The 33-year-old Norwegian was ice cold when he once again described his victims as “traitors” for their links to Norway’s governing Labor Party.

“Militant nationalists are split in two,” Breivik said. “One half says you should attack Muslims and minorities. The other half says you should attack elites, those who are responsible.”

Christopher Ferguson, of Texas A&M International University, said there is no link between violent video games and violent behavior. Though some research suggests that action games can improve “visuospatial cognition,” he said it’s difficult to say whether Breivik could have improved his accuracy by playing “Modern Warfare.”

“Let us keep in mind too that he was shooting kids on an island from which they could not escape easily,” Ferguson said. “That does not require great accuracy.”

Breivik said his original plans were to set off three bombs in Oslo, including at the royal palace, but building just one fertilizer bomb turned out to be “much more difficult than I thought.”

His preferred targets for the shooting massacre were an annual conference of Norwegian journalists or the Labor Party’s annual meeting. But he couldn’t get prepared in time, so he decided on striking against the summer retreat of the Labor Party’s youth wing.

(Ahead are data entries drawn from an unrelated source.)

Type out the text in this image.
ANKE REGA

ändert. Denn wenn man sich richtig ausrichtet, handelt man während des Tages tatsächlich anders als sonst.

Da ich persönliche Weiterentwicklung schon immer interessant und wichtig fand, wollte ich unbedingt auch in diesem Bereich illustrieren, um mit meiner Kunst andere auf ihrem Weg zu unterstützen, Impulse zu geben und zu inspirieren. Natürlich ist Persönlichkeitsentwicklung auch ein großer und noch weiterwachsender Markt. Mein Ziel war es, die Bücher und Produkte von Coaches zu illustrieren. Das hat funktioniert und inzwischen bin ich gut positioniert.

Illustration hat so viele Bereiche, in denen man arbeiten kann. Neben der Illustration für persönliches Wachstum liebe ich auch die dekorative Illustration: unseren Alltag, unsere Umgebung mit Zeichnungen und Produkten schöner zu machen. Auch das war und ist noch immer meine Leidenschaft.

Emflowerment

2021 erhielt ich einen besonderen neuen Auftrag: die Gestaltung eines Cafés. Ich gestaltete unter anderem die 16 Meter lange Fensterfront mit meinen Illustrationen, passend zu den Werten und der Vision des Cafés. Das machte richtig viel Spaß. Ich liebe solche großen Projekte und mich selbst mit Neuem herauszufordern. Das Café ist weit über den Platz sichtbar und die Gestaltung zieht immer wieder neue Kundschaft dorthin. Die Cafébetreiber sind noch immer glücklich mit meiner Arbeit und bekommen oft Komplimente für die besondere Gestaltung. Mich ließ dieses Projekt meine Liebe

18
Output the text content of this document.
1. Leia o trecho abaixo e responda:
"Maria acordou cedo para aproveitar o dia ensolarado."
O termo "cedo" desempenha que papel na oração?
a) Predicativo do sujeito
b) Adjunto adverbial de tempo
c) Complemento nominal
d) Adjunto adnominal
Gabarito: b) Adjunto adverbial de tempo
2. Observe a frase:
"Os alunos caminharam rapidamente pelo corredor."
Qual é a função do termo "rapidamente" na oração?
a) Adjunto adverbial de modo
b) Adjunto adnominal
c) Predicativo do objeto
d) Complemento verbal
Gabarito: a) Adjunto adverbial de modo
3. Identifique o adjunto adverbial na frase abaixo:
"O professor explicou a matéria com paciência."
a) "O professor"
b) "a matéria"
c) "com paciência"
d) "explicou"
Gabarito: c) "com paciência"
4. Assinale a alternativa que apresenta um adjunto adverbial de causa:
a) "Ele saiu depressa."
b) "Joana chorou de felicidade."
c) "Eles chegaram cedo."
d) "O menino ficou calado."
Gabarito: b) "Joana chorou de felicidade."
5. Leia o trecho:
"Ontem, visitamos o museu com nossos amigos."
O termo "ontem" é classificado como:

Breivik said he had expected to be confronted by armed police when he left Oslo for Utoya island, armed with a handgun and a rifle — both named after Norse gods.

“I estimated the chances of survival as less than 5 percent,” he said.

During his testimony, Breivik calmly answers questions from prosecutors, except when they ask about the alleged anti-Muslim “Knights Templar” network he claims to belong to. Prosecutors say they don’t believe it exists.

When he smiled at one point during questioning Wednesday, Prosecutor Svein Holden asked him how he thought the bereaved watching the proceedings in court would react to that.

“They probably react in a natural way, with horror and disgust,” Breivik said. He said he smiled because he knew where Holden was going with his line of questioning.

The main point of his defense is to avoid an insanity ruling, which would deflate his political arguments. He repeatedly accuses prosecutors of trying to “ridicule” him by highlighting portions of a rambling, 1,500-page manifesto he posted before the attacks.

In it — and in a shortened version he read to the court on Tuesday — he said the “Knights Templar” will lead a revolt against “multiculturalist” governments around Europe, with the aim of deporting Muslims.

If found sane, Breivik could face a maximum 21-year prison sentence or an alternate custody arrangement that would keep him locked up as long as he is considered a menace to society. If declared insane, he would be committed to psychiatric care for as long as he’s considered ill.